Ich war schließlich seine treueste Kundin gewesen, wir haben oft zusammen gekifft.

"Könnt besser sein. Dir?", gebe ich mürrisch von mir.

"Ziemlich gut. Soll ich machen, dass es dir besser geht?"

Ich bin clean. Ich war im Entzug. Ich will das Zeug nie wieder anrühren.

Es ist falsch, ich sollte einfach wieder gehen.

"Ja."

Verdammt, was ist da gerade aus meinem Mund gekommen? Warum bin ich so ein Idiot? Warum tue ich mir das selbst an?

Tony greift in seine Jackentasche und hält mir seine klitzekleine Tüte unter die Nase. Das weiße Pulver grinst mich an, es verspottet mich, es lacht mich aus. Ich kann immer noch nein sagen, ich kann noch gehen.

"Das bekommste sogar umsonst. Damit du wieder lächelst.", meint er, gibt mir einen Kuss auf die Wange und steckt das Zeug in meine Jackentasche.

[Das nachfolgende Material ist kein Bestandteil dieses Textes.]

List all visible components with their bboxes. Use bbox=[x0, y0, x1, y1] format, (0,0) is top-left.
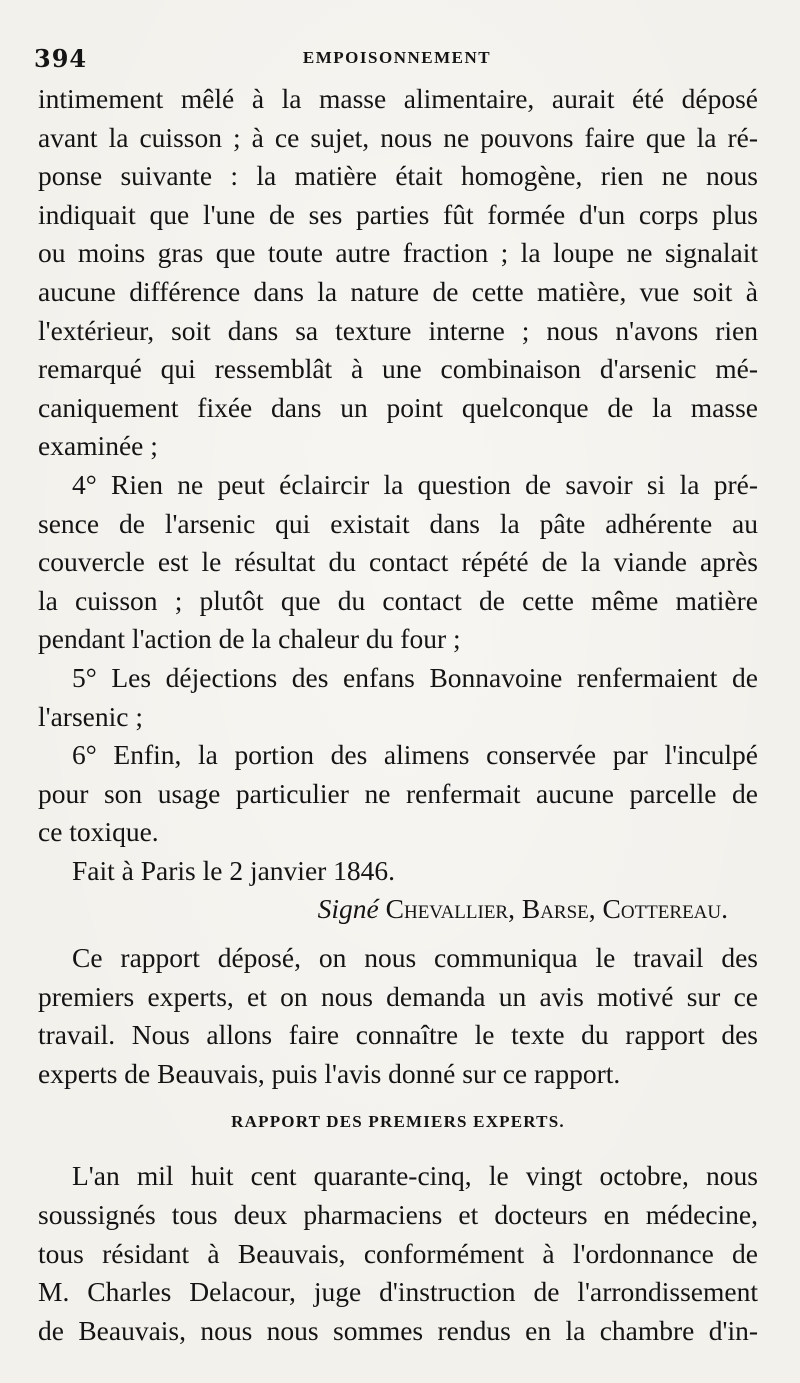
text-line: tous résidant à Beauvais, conformément à l'ordonnance de bbox=[38, 1237, 758, 1269]
text-line: ce toxique. bbox=[38, 816, 159, 848]
text-line: aucune différence dans la nature de cette matière, vue soit à bbox=[38, 275, 758, 307]
text-line: avant la cuisson ; à ce sujet, nous ne pouvons faire que la ré- bbox=[38, 121, 758, 153]
body-text bbox=[38, 80, 758, 1350]
date-line: Fait à Paris le 2 janvier 1846. bbox=[72, 854, 396, 886]
text-line: indiquait que l'une de ses parties fût formée d'un corps plus bbox=[38, 198, 758, 230]
text-line: M. Charles Delacour, juge d'instruction de l'arrondissement bbox=[38, 1276, 758, 1308]
text-line: pour son usage particulier ne renfermait aucune parcelle de bbox=[38, 777, 758, 809]
text-line: Ce rapport déposé, on nous communiqua le travail des bbox=[72, 942, 758, 974]
text-line: l'arsenic ; bbox=[38, 700, 143, 732]
text-line: ou moins gras que toute autre fraction ; la loupe ne signalait bbox=[38, 237, 758, 269]
text-line: remarqué qui ressemblât à une combinaison d'arsenic mé- bbox=[38, 353, 758, 385]
text-line: de Beauvais, nous nous sommes rendus en la chambre d'in- bbox=[38, 1314, 758, 1346]
text-line: L'an mil huit cent quarante-cinq, le vingt octobre, nous bbox=[72, 1160, 758, 1192]
text-line: intimement mêlé à la masse alimentaire, aurait été déposé bbox=[38, 83, 758, 114]
text-line: l'extérieur, soit dans sa texture interne ; nous n'avons rien bbox=[38, 314, 758, 346]
text-line: la cuisson ; plutôt que du contact de cette même matière bbox=[38, 584, 758, 616]
text-line: couvercle est le résultat du contact répété de la viande après bbox=[38, 546, 758, 578]
text-line: ponse suivante : la matière était homogène, rien ne nous bbox=[38, 160, 758, 192]
text-line: 6° Enfin, la portion des alimens conservée par l'inculpé bbox=[72, 739, 758, 771]
text-line: pendant l'action de la chaleur du four ; bbox=[38, 623, 461, 655]
page-header bbox=[34, 44, 760, 74]
text-line: travail. Nous allons faire connaître le texte du rapport des bbox=[38, 1019, 758, 1051]
signature-line bbox=[38, 890, 758, 929]
text-line: caniquement fixée dans un point quelconque de la masse bbox=[38, 391, 758, 423]
signature-label: Signé bbox=[317, 893, 379, 925]
text-line: experts de Beauvais, puis l'avis donné sur ce rapport. bbox=[38, 1057, 621, 1089]
running-head: EMPOISONNEMENT bbox=[302, 48, 492, 67]
text-line: premiers experts, et on nous demanda un avis motivé sur ce bbox=[38, 980, 758, 1012]
text-line: examinée ; bbox=[38, 430, 158, 462]
section-heading: RAPPORT DES PREMIERS EXPERTS. bbox=[231, 1112, 565, 1132]
text-line: 5° Les déjections des enfans Bonnavoine renfermaient de bbox=[72, 661, 758, 693]
text-line: 4° Rien ne peut éclaircir la question de savoir si la pré- bbox=[72, 468, 758, 500]
page-number: 394 bbox=[34, 44, 88, 73]
text-line: soussignés tous deux pharmaciens et docteurs en médecine, bbox=[38, 1199, 758, 1231]
spacer bbox=[38, 929, 758, 939]
signature-names: Chevallier, Barse, Cottereau. bbox=[385, 893, 728, 925]
text-line: sence de l'arsenic qui existait dans la pâte adhérente au bbox=[38, 507, 758, 539]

Dann kommt der Bus und Tony verschwindet. Schmeiß das Zeug weg, Ava.

Wirf es so weit weg, wie es geht. Verbrenn es, zertrample es. Zerstör es, bevor es dich zerstört.

"Warum, Ava?", höre ich jemanden hinter mir sagen. Ich drehe mich um und sehe die kleine Fette.

Sie ist mir schon einige Tage nicht mehr erschienen, ich freue mich wirklich sie zu sehen.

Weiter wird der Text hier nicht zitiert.